Revision as of 08:46, 2 March 2006

Background

This is the protocol I used to determine the concentration of reduced cysteine in a purified protein. It takes advantage of the redox potential of the sulhydryl group and a coliometric reagent that turns yellow upon reaction with the sulhydryl (DTNB + SH ---> 2-nitro-5-thiobenzoic acid (yellow)). A standard curve is generated using a reactive sulfhydryl compound of known concentrations (cysteine, DTT, 2-ME, etc.) and then the amount of free cysteine determined for a solution of protein is compared to the known protein concentration. In doing so, one can determine the stochiometry of cysteine to cystine in a protein.


Reagents

1 M Tris-Cl, pH 8.0

tris base to pH 8.0 with HCl

2 mM DTNB dissolved in 50 mM sodium acetate

Stock of known thiol compound (I use 100 mM DTT)
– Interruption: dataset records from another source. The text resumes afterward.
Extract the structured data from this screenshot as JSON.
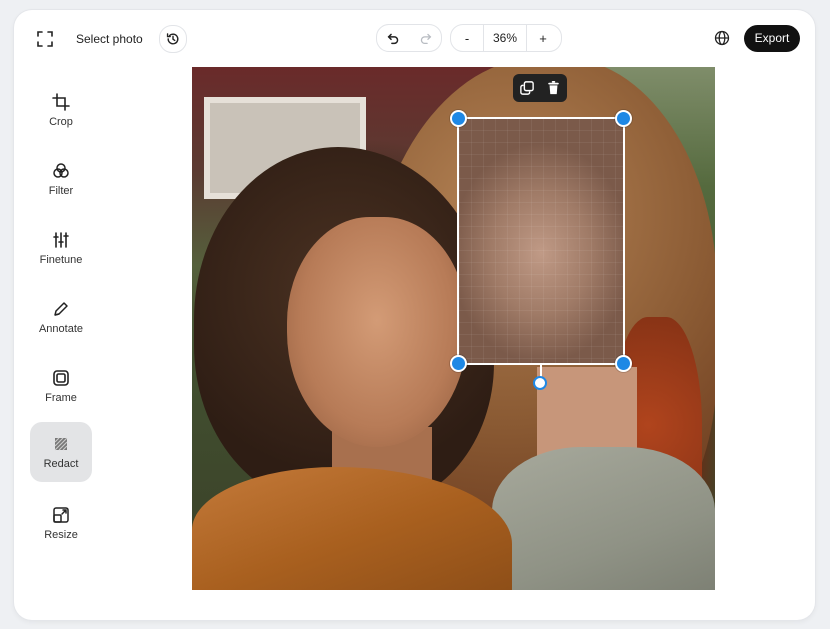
{
  "topbar": {
    "select_photo_label": "Select photo",
    "zoom_value": "36%",
    "export_label": "Export",
    "icons": [
      "fullscreen-icon",
      "history-icon",
      "undo-icon",
      "redo-icon",
      "zoom-out-icon",
      "zoom-in-icon",
      "globe-icon"
    ]
  },
  "sidebar": {
    "items": [
      {
        "label": "Crop",
        "icon": "crop-icon",
        "active": false
      },
      {
        "label": "Filter",
        "icon": "filter-icon",
        "active": false
      },
      {
        "label": "Finetune",
        "icon": "sliders-icon",
        "active": false
      },
      {
        "label": "Annotate",
        "icon": "pencil-icon",
        "active": false
      },
      {
        "label": "Frame",
        "icon": "frame-icon",
        "active": false
      },
      {
        "label": "Redact",
        "icon": "redact-icon",
        "active": true
      },
      {
        "label": "Resize",
        "icon": "resize-icon",
        "active": false
      }
    ]
  },
  "canvas": {
    "redaction_toolbar": {
      "icons": [
        "duplicate-icon",
        "trash-icon"
      ]
    }
  },
  "colors": {
    "accent": "#1e88e5",
    "export_bg": "#111111",
    "active_tool_bg": "#e3e4e6"
  },
  "zoom_controls": {
    "minus": "-",
    "plus": "+"
  }
}
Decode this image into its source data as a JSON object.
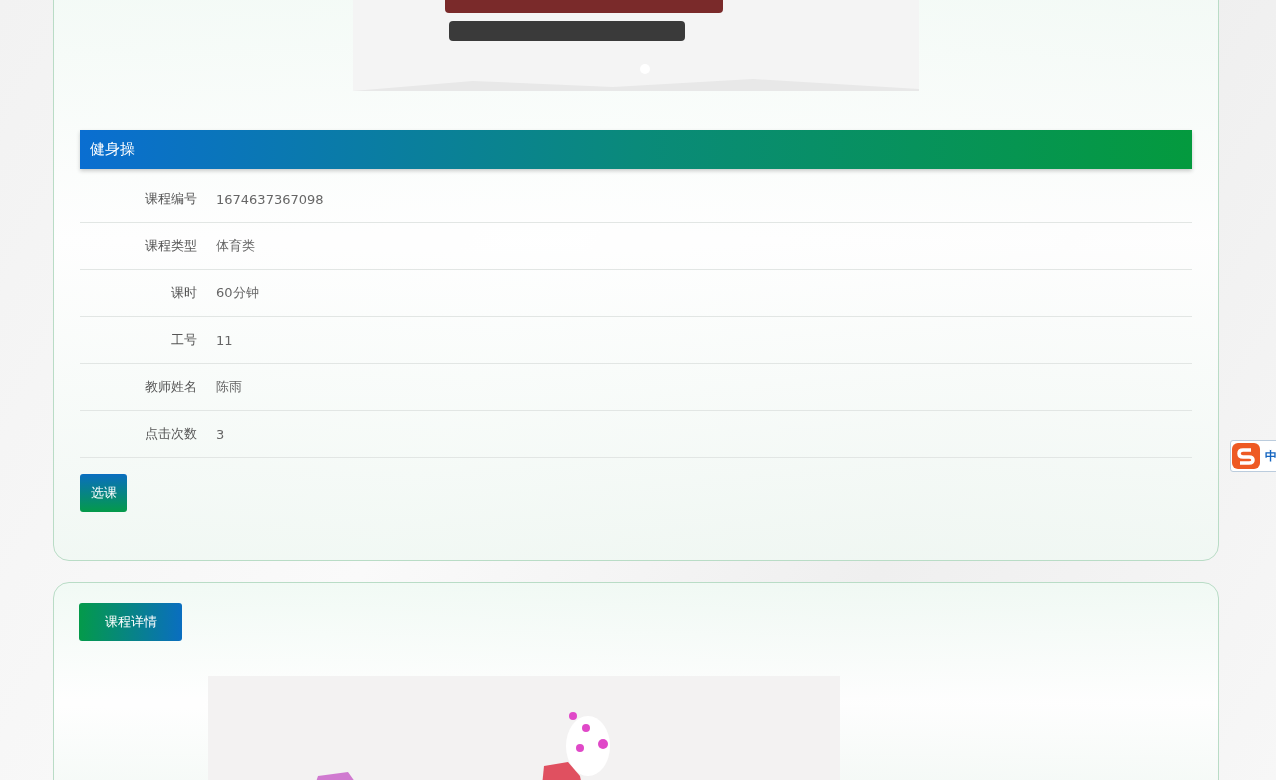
{
  "course_card": {
    "title": "健身操",
    "fields": [
      {
        "label": "课程编号",
        "value": "1674637367098"
      },
      {
        "label": "课程类型",
        "value": "体育类"
      },
      {
        "label": "课时",
        "value": "60分钟"
      },
      {
        "label": "工号",
        "value": "11"
      },
      {
        "label": "教师姓名",
        "value": "陈雨"
      },
      {
        "label": "点击次数",
        "value": "3"
      }
    ],
    "select_button": "选课"
  },
  "detail_card": {
    "tab_button": "课程详情"
  },
  "ime_toolbar": {
    "label": "中"
  }
}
DTT has 2 reactive thiols per molecule, this will be corrected for later

Protein of Interest (not in a thiol-containing buffer!)

Usually several proteins samples are compare: stock solution, reduced and buffer exchanged, reduced and reacted with a thiol-blocking compound (like iodoacetate)and buffer exchanged. Make sure to remove whatever free thiol or thiol-reactive compounds from the protein solution before attempting to measure free cysteine concentration.